News & Politics

Neil Gorsuch Will Be Confirmed to the Supreme Court At This Time Friday

Supreme Court nominee Neil Gorsuch, escorted by former New Hampshire Sen. Kelly Ayotte, heads to meet senators Feb. 2, 2017, on Capitol Hill in Washington. (AP Photo/J. Scott Applewhite)

After Senate Majority Leader Mitch McConnell (R-Ky.) used the nuclear option to push the nomination of Neil Gorsuch to a Senate vote, he announced that the upper body will decide President Donald Trump’s Supreme Court nominee’s fate on midday Friday.

CNN reported the approximate time: “The chamber is now expected to vote to confirm Gorsuch Friday around 11:30 a.m. ET.”

While the Senate will debate the nomination of Judge Gorsuch on Friday morning, the debate is little more than symbolic at this point. As Fox News reported, Gorsuch can count on 55 votes at roughly 11:30 a.m. Eastern. This tally includes all 52 Republicans along with three moderate Democrats from states Trump won last November: West Virginia’s Joe Manchin, North Dakota’s Heidi Heitkamp, and Indiana’s Joe Donnelly.

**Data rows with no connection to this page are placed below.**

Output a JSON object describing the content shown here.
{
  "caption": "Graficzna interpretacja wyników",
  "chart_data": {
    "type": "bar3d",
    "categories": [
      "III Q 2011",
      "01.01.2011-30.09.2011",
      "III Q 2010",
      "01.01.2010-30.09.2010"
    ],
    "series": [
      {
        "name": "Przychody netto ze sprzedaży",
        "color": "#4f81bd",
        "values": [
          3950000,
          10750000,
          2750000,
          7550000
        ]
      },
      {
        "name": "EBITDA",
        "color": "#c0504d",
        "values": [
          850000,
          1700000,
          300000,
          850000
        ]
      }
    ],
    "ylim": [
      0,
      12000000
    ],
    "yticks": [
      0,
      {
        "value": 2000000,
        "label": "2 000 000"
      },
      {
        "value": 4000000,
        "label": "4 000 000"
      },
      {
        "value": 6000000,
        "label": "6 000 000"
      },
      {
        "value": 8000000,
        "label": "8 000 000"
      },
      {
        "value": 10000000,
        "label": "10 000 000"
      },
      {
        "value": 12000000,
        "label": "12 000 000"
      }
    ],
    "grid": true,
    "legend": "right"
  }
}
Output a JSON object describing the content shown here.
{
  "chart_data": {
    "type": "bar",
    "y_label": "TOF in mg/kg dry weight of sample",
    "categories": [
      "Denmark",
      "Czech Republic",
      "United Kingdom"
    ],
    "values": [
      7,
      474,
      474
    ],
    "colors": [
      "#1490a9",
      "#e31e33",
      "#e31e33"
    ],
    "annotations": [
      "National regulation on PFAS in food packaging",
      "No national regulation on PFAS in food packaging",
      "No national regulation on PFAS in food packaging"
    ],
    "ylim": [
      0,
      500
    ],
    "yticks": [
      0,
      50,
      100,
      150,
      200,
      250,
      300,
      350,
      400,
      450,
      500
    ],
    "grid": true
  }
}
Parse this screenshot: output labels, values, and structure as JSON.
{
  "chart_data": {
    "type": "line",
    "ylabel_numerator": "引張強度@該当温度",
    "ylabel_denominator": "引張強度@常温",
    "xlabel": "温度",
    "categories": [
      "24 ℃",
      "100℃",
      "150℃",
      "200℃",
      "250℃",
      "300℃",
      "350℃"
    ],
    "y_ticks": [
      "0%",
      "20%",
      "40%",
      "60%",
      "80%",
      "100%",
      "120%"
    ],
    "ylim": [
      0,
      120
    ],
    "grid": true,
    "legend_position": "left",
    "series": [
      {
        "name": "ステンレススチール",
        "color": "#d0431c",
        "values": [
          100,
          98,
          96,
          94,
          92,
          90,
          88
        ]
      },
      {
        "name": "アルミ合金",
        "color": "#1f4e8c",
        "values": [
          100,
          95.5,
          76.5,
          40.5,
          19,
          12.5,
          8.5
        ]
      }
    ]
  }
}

Michael Bennett, the Democrat senator from Colorado, Gorsuch’s home state, has not publicly announced whether he will vote for the nominee. Given the fact that his vote makes little difference, it is likely he will support Gorsuch, who will be the second justice on the Supreme Court to serve from the great state of Colorado. (After all, he was endorsed by John Elway.)

The key vote happened today, when the Senate Democrats decided to filibuster the “cloture” vote, trying to stop Gorsuch from reaching a simple up-or-down vote in the Senate. McConnell stopped that with the “nuclear option.”

On Friday, Neil Gorsuch will replace Antonin Scalia on the Supreme Court of the United States. It’s time to watch history.